Self-interacting random walks : aging, exploration and first-passage times

TL;DR

This paper investigates how long-range memory effects in self-interacting random walks influence their aging, exploration, and first-passage times, revealing universal scaling laws and the impact of attractive or repulsive interactions on search efficiency.

Contribution

It provides a quantitative analysis of aging, persistence, and transience exponents in non Markovian self-interacting random walks, and characterizes the universal scaling of first-passage times.

Findings

Memory effects induce aging and non-trivial exponents.

First-passage time distributions follow universal scaling laws.

Attractive interactions enhance local exploration, repulsive interactions accelerate global exploration.

Abstract

Self-interacting random walks are endowed with long range memory effects that emerge from the interaction of the random walker at time $t$ with the territory that it has visited at earlier times $t'<t$. This class of non Markovian random walks has applications in a broad range of examples, ranging from insects to living cells, where a random walker modifies locally its environment -- leaving behind footprints along its path, and in turn responds to its own footprints. Because of their inherent non Markovian nature, the exploration properties of self-interacting random walks have remained elusive.
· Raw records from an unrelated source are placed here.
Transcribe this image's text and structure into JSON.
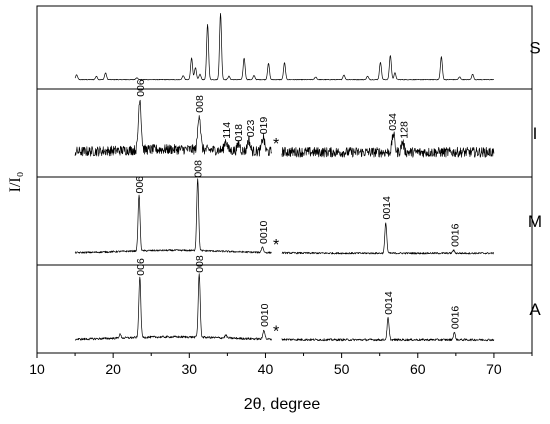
{
  "chart_data": {
    "type": "line",
    "xlabel": "2θ, degree",
    "ylabel": "I/I₀",
    "xlim": [
      10,
      75
    ],
    "x_ticks": [
      10,
      20,
      30,
      40,
      50,
      60,
      70
    ],
    "x_tick_labels": [
      "10",
      "20",
      "30",
      "40",
      "50",
      "60",
      "70"
    ],
    "grid": false,
    "legend": "none",
    "panels": [
      {
        "label": "S",
        "baseline": 0.05,
        "noise": 0.005,
        "peaks": [
          {
            "x": 15.2,
            "h": 0.07
          },
          {
            "x": 17.8,
            "h": 0.05
          },
          {
            "x": 19.0,
            "h": 0.1
          },
          {
            "x": 23.1,
            "h": 0.03
          },
          {
            "x": 29.2,
            "h": 0.06
          },
          {
            "x": 30.3,
            "h": 0.32
          },
          {
            "x": 30.8,
            "h": 0.18
          },
          {
            "x": 31.4,
            "h": 0.08
          },
          {
            "x": 32.4,
            "h": 0.82
          },
          {
            "x": 34.1,
            "h": 0.98
          },
          {
            "x": 35.2,
            "h": 0.05
          },
          {
            "x": 37.2,
            "h": 0.32
          },
          {
            "x": 38.5,
            "h": 0.06
          },
          {
            "x": 40.4,
            "h": 0.24
          },
          {
            "x": 42.5,
            "h": 0.25
          },
          {
            "x": 46.6,
            "h": 0.04
          },
          {
            "x": 50.3,
            "h": 0.07
          },
          {
            "x": 53.4,
            "h": 0.05
          },
          {
            "x": 55.1,
            "h": 0.26
          },
          {
            "x": 56.4,
            "h": 0.36
          },
          {
            "x": 57.0,
            "h": 0.1
          },
          {
            "x": 63.1,
            "h": 0.34
          },
          {
            "x": 65.5,
            "h": 0.04
          },
          {
            "x": 67.2,
            "h": 0.08
          }
        ],
        "peak_labels": []
      },
      {
        "label": "I",
        "baseline": 0.26,
        "noise": 0.07,
        "peaks": [
          {
            "x": 23.5,
            "h": 0.72
          },
          {
            "x": 31.3,
            "h": 0.5
          },
          {
            "x": 34.8,
            "h": 0.14
          },
          {
            "x": 36.5,
            "h": 0.1
          },
          {
            "x": 37.8,
            "h": 0.16
          },
          {
            "x": 39.7,
            "h": 0.2
          },
          {
            "x": 56.8,
            "h": 0.25
          },
          {
            "x": 58.0,
            "h": 0.14
          }
        ],
        "peak_labels": [
          {
            "x": 23.5,
            "text": "006"
          },
          {
            "x": 31.3,
            "text": "008"
          },
          {
            "x": 34.8,
            "text": "114"
          },
          {
            "x": 36.4,
            "text": "018"
          },
          {
            "x": 38.0,
            "text": "023"
          },
          {
            "x": 39.7,
            "text": "019"
          },
          {
            "x": 56.6,
            "text": "034"
          },
          {
            "x": 58.1,
            "text": "128"
          }
        ]
      },
      {
        "label": "M",
        "baseline": 0.08,
        "noise": 0.012,
        "peaks": [
          {
            "x": 23.4,
            "h": 0.78
          },
          {
            "x": 31.1,
            "h": 1.0
          },
          {
            "x": 39.6,
            "h": 0.08
          },
          {
            "x": 55.8,
            "h": 0.42
          },
          {
            "x": 64.7,
            "h": 0.04
          }
        ],
        "peak_labels": [
          {
            "x": 23.4,
            "text": "006"
          },
          {
            "x": 31.1,
            "text": "008"
          },
          {
            "x": 39.7,
            "text": "0010"
          },
          {
            "x": 55.8,
            "text": "0014"
          },
          {
            "x": 64.8,
            "text": "0016"
          }
        ]
      },
      {
        "label": "A",
        "baseline": 0.1,
        "noise": 0.015,
        "peaks": [
          {
            "x": 20.9,
            "h": 0.05
          },
          {
            "x": 23.5,
            "h": 0.84
          },
          {
            "x": 31.3,
            "h": 0.88
          },
          {
            "x": 34.8,
            "h": 0.04
          },
          {
            "x": 39.8,
            "h": 0.13
          },
          {
            "x": 56.1,
            "h": 0.3
          },
          {
            "x": 64.8,
            "h": 0.1
          }
        ],
        "peak_labels": [
          {
            "x": 23.5,
            "text": "006"
          },
          {
            "x": 31.3,
            "text": "008"
          },
          {
            "x": 39.8,
            "text": "0010"
          },
          {
            "x": 56.1,
            "text": "0014"
          },
          {
            "x": 64.8,
            "text": "0016"
          }
        ]
      }
    ],
    "gap_marker": {
      "text": "*",
      "x": 41.4
    },
    "data_range": [
      15,
      70
    ]
  }
}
Here we show that long range memory effects can have deep consequences on the dynamics of generic self-interacting random walks ; they can induce aging and non trivial persistence and transience exponents, which we determine quantitatively, in both infinite and confined geometries. Based on this analysis, we quantify the search kinetics of self-interacting random walkers and show that the distribution of the first-passage time (FPT) to a target site in a confined domain takes universal scaling forms in the large domain size limit, which we characterize quantitatively. We argue that memory abilities induced by attractive self-interactions provide a decisive advantage for local space exploration, while repulsive self-interactions can significantly accelerate the global exploration of large domains.